Amerika Birleşik Devletleri (ABD) ile Çin ticaret savaşının temeli, ABD Başkanı Donald Trump’un 2018’de 1 Mart’ta ilan ettiği kararla birlikte çelik ithalatında yüzde 25, alüminyum ithalatında yüzde 10 gümrük vergisi uygulamaya başlamasıyla atıldı. Washington’un 6 Temmuz’da Çin’den ithal edilen 34 milyar dolar değerindeki 800’den fazla ürüne yüzde 25 ek gümrük vergisi uygulama kararıyla seviye atlayan ticaret savaşlarında Çin’in de atağa geçti. Pekin yönetimi de 34 milyar dolarlık ABD ürününe yüzde 25 gümrük vergisi getirerek ABD’ye misilleme yapmakta gecikmedi.
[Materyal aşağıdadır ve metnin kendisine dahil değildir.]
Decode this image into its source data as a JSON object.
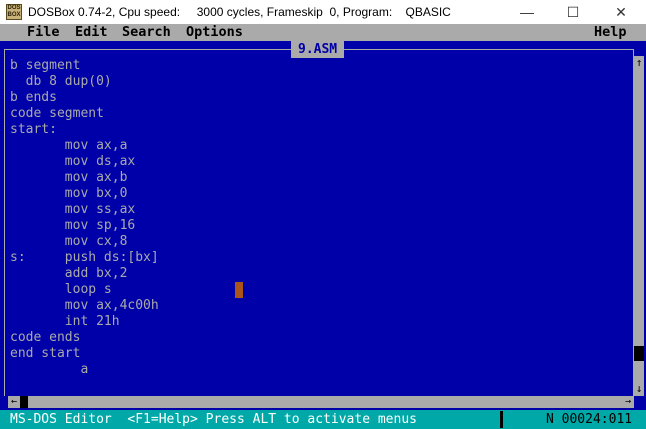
{
  "window": {
    "icon_text": "DOS BOX",
    "title": "DOSBox 0.74-2, Cpu speed:     3000 cycles, Frameskip  0, Program:    QBASIC",
    "minimize": "—",
    "maximize": "☐",
    "close": "✕"
  },
  "menu": {
    "file": "File",
    "edit": "Edit",
    "search": "Search",
    "options": "Options",
    "help": "Help"
  },
  "document": {
    "title": "9.ASM"
  },
  "code_lines": [
    "b segment",
    "  db 8 dup(0)",
    "b ends",
    "code segment",
    "start:",
    "       mov ax,a",
    "       mov ds,ax",
    "       mov ax,b",
    "       mov bx,0",
    "       mov ss,ax",
    "       mov sp,16",
    "       mov cx,8",
    "s:     push ds:[bx]",
    "       add bx,2",
    "       loop s",
    "       mov ax,4c00h",
    "       int 21h",
    "code ends",
    "end start",
    "         a"
  ],
  "scrollbar": {
    "up_arrow": "↑",
    "down_arrow": "↓",
    "left_arrow": "←",
    "right_arrow": "→"
  },
  "status": {
    "message": "MS-DOS Editor  <F1=Help> Press ALT to activate menus",
    "position": "N 00024:011"
  },
  "colors": {
    "background": "#0000a8",
    "text": "#aaaaaa",
    "menubar": "#aaaaaa",
    "statusbar": "#00a8a8",
    "cursor": "#a8541a"
  }
}
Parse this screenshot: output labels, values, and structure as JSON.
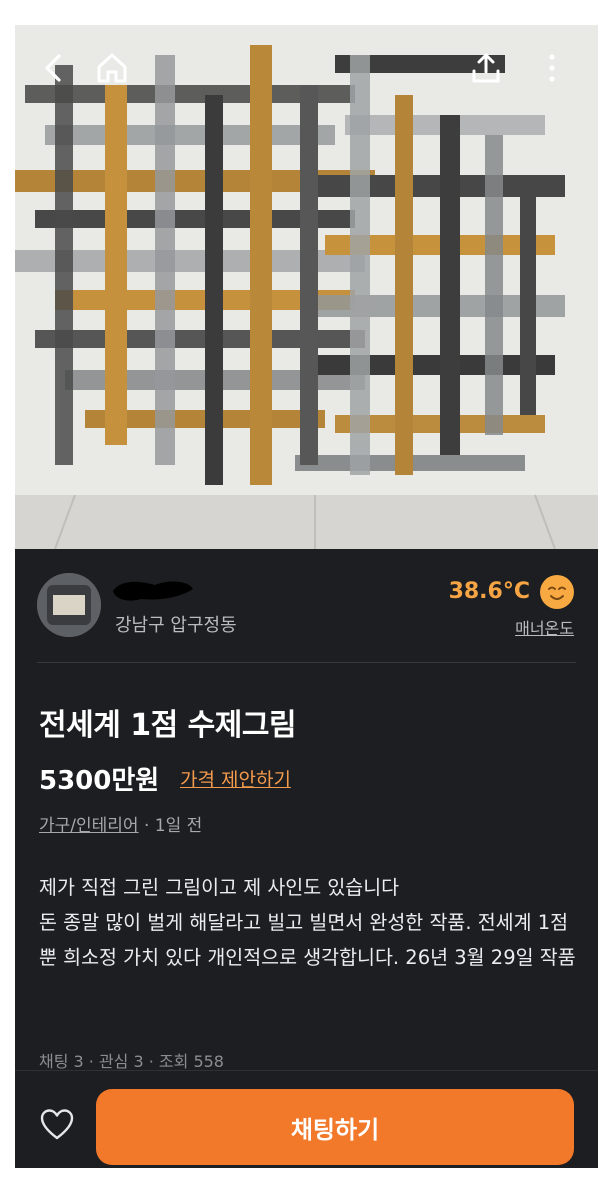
{
  "seller": {
    "location": "강남구 압구정동",
    "temperature": "38.6°C",
    "temperature_label": "매너온도"
  },
  "product": {
    "title": "전세계 1점 수제그림",
    "price": "5300만원",
    "offer_label": "가격 제안하기",
    "category": "가구/인테리어",
    "posted": " · 1일 전",
    "description": "제가 직접 그린 그림이고 제 사인도 있습니다\n돈 종말 많이 벌게 해달라고 빌고 빌면서 완성한 작품. 전세계 1점 뿐 희소정 가치 있다 개인적으로 생각합니다. 26년 3월 29일 작품",
    "stats": "채팅 3 · 관심 3 · 조회 558"
  },
  "bottom_bar": {
    "chat_button": "채팅하기"
  },
  "icons": {
    "back": "chevron-left",
    "home": "home",
    "share": "share",
    "more": "more-vertical",
    "like": "heart-outline",
    "temp_face": "smiling-face"
  },
  "colors": {
    "accent": "#f2782a",
    "temperature": "#f6a444",
    "background": "#1d1e21"
  }
}
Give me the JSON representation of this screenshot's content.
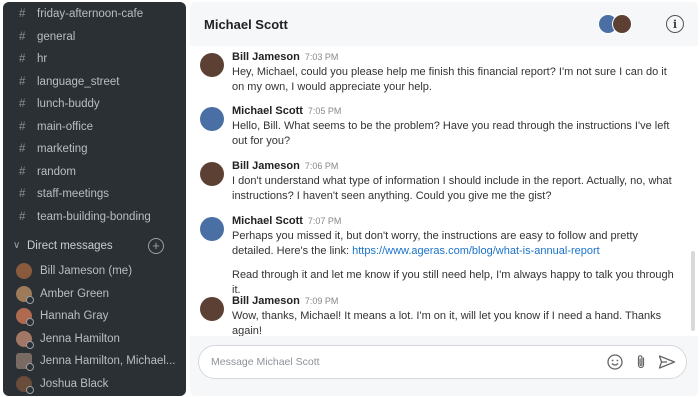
{
  "sidebar": {
    "channels": [
      {
        "label": "friday-afternoon-cafe"
      },
      {
        "label": "general"
      },
      {
        "label": "hr"
      },
      {
        "label": "language_street"
      },
      {
        "label": "lunch-buddy"
      },
      {
        "label": "main-office"
      },
      {
        "label": "marketing"
      },
      {
        "label": "random"
      },
      {
        "label": "staff-meetings"
      },
      {
        "label": "team-building-bonding"
      }
    ],
    "dm_header": "Direct messages",
    "direct_messages": [
      {
        "label": "Bill Jameson (me)",
        "color": "#8a5a3c"
      },
      {
        "label": "Amber Green",
        "color": "#9c7a5a"
      },
      {
        "label": "Hannah Gray",
        "color": "#b06a50"
      },
      {
        "label": "Jenna Hamilton",
        "color": "#a27766"
      },
      {
        "label": "Jenna Hamilton, Michael...",
        "color": "#7a6a64"
      },
      {
        "label": "Joshua Black",
        "color": "#6a4c3a"
      }
    ]
  },
  "header": {
    "title": "Michael Scott"
  },
  "messages": [
    {
      "name": "Bill Jameson",
      "time": "7:03 PM",
      "text": "Hey, Michael, could you please help me finish this financial report? I'm not sure I can do it on my own, I would appreciate your help.",
      "avatar_color": "#5c4033"
    },
    {
      "name": "Michael Scott",
      "time": "7:05 PM",
      "text": "Hello, Bill. What seems to be the problem? Have you read through the instructions I've left out for you?",
      "avatar_color": "#4a6fa5"
    },
    {
      "name": "Bill Jameson",
      "time": "7:06 PM",
      "text": "I don't understand what type of information I should include in the report. Actually, no, what instructions? I haven't seen anything. Could you give me the gist?",
      "avatar_color": "#5c4033"
    },
    {
      "name": "Michael Scott",
      "time": "7:07 PM",
      "text": "Perhaps you missed it, but don't worry, the instructions are easy to follow and pretty detailed. Here's the link: ",
      "link": "https://www.ageras.com/blog/what-is-annual-report",
      "followup": "Read through it and let me know if you still need help, I'm always happy to talk you through it.",
      "avatar_color": "#4a6fa5"
    },
    {
      "name": "Bill Jameson",
      "time": "7:09 PM",
      "text": "Wow, thanks, Michael! It means a lot. I'm on it, will let you know if I need a hand. Thanks again!",
      "avatar_color": "#5c4033"
    }
  ],
  "composer": {
    "placeholder": "Message Michael Scott"
  }
}
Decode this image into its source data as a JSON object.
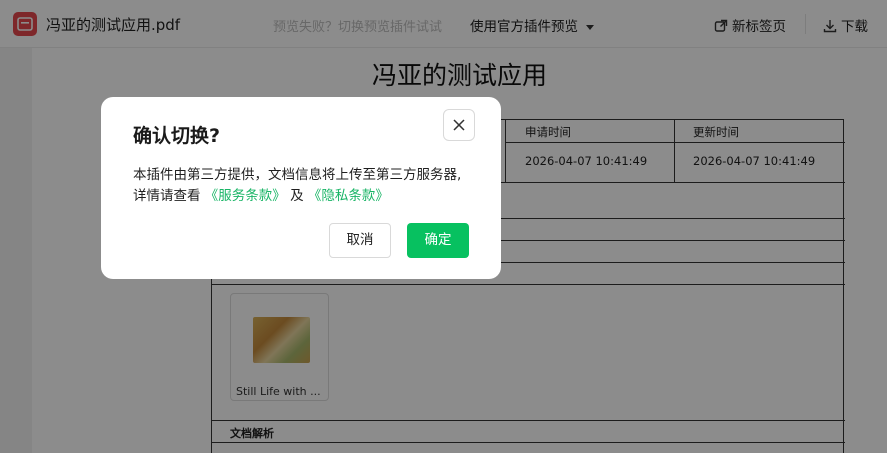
{
  "header": {
    "file_name": "冯亚的测试应用.pdf",
    "hint": "预览失败？切换预览插件试试",
    "plugin_select": "使用官方插件预览",
    "new_tab": "新标签页",
    "download": "下载"
  },
  "document": {
    "title": "冯亚的测试应用",
    "columns": [
      "申请时间",
      "更新时间"
    ],
    "row_values": [
      "2026-04-07 10:41:49",
      "2026-04-07 10:41:49"
    ],
    "thumbnail_caption": "Still Life with ...",
    "section_label": "文档解析"
  },
  "dialog": {
    "title": "确认切换?",
    "body_prefix": "本插件由第三方提供，文档信息将上传至第三方服务器,详情请查看",
    "link_terms": "《服务条款》",
    "conjunction": "及",
    "link_privacy": "《隐私条款》",
    "cancel_label": "取消",
    "confirm_label": "确定"
  },
  "colors": {
    "accent": "#07c160",
    "link": "#19b566",
    "file_icon": "#e5484d"
  }
}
Çin ve ABD arasında yaklaşık iki yıldır süren ticaret savaşı iki ülke arasında 13 Aralık’ta gerçekleşen birinci faz ticaret anlaşması sonucunda farklı bir evreye geçti. ABD Başkanı Donald Trump, Çin’e karşı 15 Aralık 2019’da yürürlüğe girecek olan tarifeleri durduran birinci faz ticaret anlaşmasına onay verdi. Trump bu onayı Çin'in ABD’den önümüzdeki yıllarda daha fazla tarım ürünü satın alması sözü karşılığında verdi.
Trump, Twitter'dan yaptığı açıklamada, "Çin ile çok geniş kapsamlı bir birinci evre ticaret anlaşması üzerinde anlaştık. Çin, bazı yapısal değişiklikler ve büyük miktarda tarım ürünü, enerji, işlenmiş ürünler ve daha birçok şeyin büyük miktarda satın alımı için mutabık kaldı" bilgisini paylaştı.
We have agreed to a very large Phase One Deal with China. They have agreed to many structural changes and massive purchases of Agricultural Product, Energy, and Manufactured Goods, plus much more. The 25% Tariffs will remain as is, with 7 1/2% put on much of the remainder....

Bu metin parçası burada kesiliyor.